International efforts raise hopes for cooperation between the actors. The U.S., China, Japan and Russia are among the countries planning to conduct joint research on fishing in the Arctic Ocean to establish international rules. This is reported by the news platform NIKKEI Asia.

Commercial fishing is banned in much of the Arctic under the agreement signed in Greenland in 2018, cutting off access to a vast area of ocean that is opening up as climate change takes hold.

This is prompting representatives from nine countries and the European Union to meet in South Korea early next year to discuss catch quotas based on similar treaties for other regions. If the meeting is successful, the quotas could come into force as early as 2022. Thus, the guidelines for the enforcement of sustainable fisheries are to be successively expanded.
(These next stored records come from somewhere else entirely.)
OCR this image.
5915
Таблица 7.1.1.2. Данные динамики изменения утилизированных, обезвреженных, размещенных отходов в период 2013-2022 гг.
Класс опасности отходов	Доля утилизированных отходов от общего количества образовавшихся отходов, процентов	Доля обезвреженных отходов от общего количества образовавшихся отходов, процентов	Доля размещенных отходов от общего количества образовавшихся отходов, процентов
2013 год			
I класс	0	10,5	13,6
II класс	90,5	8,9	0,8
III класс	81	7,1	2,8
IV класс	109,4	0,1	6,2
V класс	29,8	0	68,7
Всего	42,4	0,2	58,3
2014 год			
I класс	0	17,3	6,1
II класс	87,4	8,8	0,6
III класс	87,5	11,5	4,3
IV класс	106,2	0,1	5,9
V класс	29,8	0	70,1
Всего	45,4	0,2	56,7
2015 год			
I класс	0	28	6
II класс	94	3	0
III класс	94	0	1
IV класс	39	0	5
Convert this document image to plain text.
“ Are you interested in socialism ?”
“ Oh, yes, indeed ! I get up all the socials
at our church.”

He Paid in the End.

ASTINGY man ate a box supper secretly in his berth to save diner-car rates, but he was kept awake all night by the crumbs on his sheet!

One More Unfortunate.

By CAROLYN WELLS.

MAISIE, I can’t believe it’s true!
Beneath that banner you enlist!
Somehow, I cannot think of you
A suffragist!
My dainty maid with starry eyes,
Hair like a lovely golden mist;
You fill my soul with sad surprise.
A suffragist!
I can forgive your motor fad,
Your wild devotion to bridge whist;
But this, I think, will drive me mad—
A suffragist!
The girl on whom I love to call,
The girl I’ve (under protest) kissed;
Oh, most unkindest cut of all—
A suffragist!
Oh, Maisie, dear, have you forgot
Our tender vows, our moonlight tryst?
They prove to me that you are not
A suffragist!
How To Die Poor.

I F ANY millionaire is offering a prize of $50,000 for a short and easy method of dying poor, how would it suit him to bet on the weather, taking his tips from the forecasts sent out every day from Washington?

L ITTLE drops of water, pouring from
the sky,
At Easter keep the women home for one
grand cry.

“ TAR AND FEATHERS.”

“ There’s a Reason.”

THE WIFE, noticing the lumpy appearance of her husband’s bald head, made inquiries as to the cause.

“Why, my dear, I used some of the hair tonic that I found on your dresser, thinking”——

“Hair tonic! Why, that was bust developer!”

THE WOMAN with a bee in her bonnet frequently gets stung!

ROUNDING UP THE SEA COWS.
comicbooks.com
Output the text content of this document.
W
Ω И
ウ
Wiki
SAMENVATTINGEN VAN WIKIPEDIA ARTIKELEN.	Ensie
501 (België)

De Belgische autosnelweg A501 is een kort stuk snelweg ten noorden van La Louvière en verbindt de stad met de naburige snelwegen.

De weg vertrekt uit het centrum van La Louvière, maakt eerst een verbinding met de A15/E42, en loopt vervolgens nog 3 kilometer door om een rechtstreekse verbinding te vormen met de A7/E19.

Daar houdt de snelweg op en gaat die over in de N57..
The Wärtsilä-designed trawler 5670WSD is set to become Russia’s largest and most expensive fishing vessel. The vessel is to have a length of 121 metres, a beam of 21 metres and a fish processing capacity of 150 tonnes per day. The plan is to hand over the ship to the operator in 2023. (Photo: Wärtsilä)

Their efforts are based on an international agreement banning unregulated fishing in the Arctic that came into force in June.

The fact that the US, China and Russia – the three most influential players in the region – have joined the agreement raises hopes for international cooperation on other projects in the Arctic. Global warming has reduced ice cover in the Arctic by up to 40% since the last century. As potential fishing grounds expand, it has become essential to establish rules to prevent uncontrolled fishing.

The aim of the joint research is to track the fish species in the Arctic and their current catches. If a fish stock is deemed to be adequate, a regulation is issued allowing commercial fishing within established quotas.

The members, which also include Canada, Denmark, Norway, Iceland and South Korea, will discuss the establishment of a resource management body to monitor uncontrolled fishing and resolve fisheries disputes. The aim is to establish these international rules by 2023-2024.

Map showing the area in the Central Arctic (blue) where commercial fishing has been banned since 26 June 2021. The new regime envisaged concerns the areas between the prohibited zone and the coasts. (Graphic: PAME)

The Arctic lacks global rules like the Antarctic Treaty in the South. Countries are vying to tap into their rich resources, which include oil, natural gas and rare earths as well as fish.

China released its first Arctic policy paper in 2018, unveiling plans to develop a maritime route dubbed the “Polar Silk Road.” China also signaled its intention to intensify resource development as part of a five-year plan. China is already planning a mining project for ‘rare earths’ in Greenland, which has sparked local protests and led to backlash in the EU.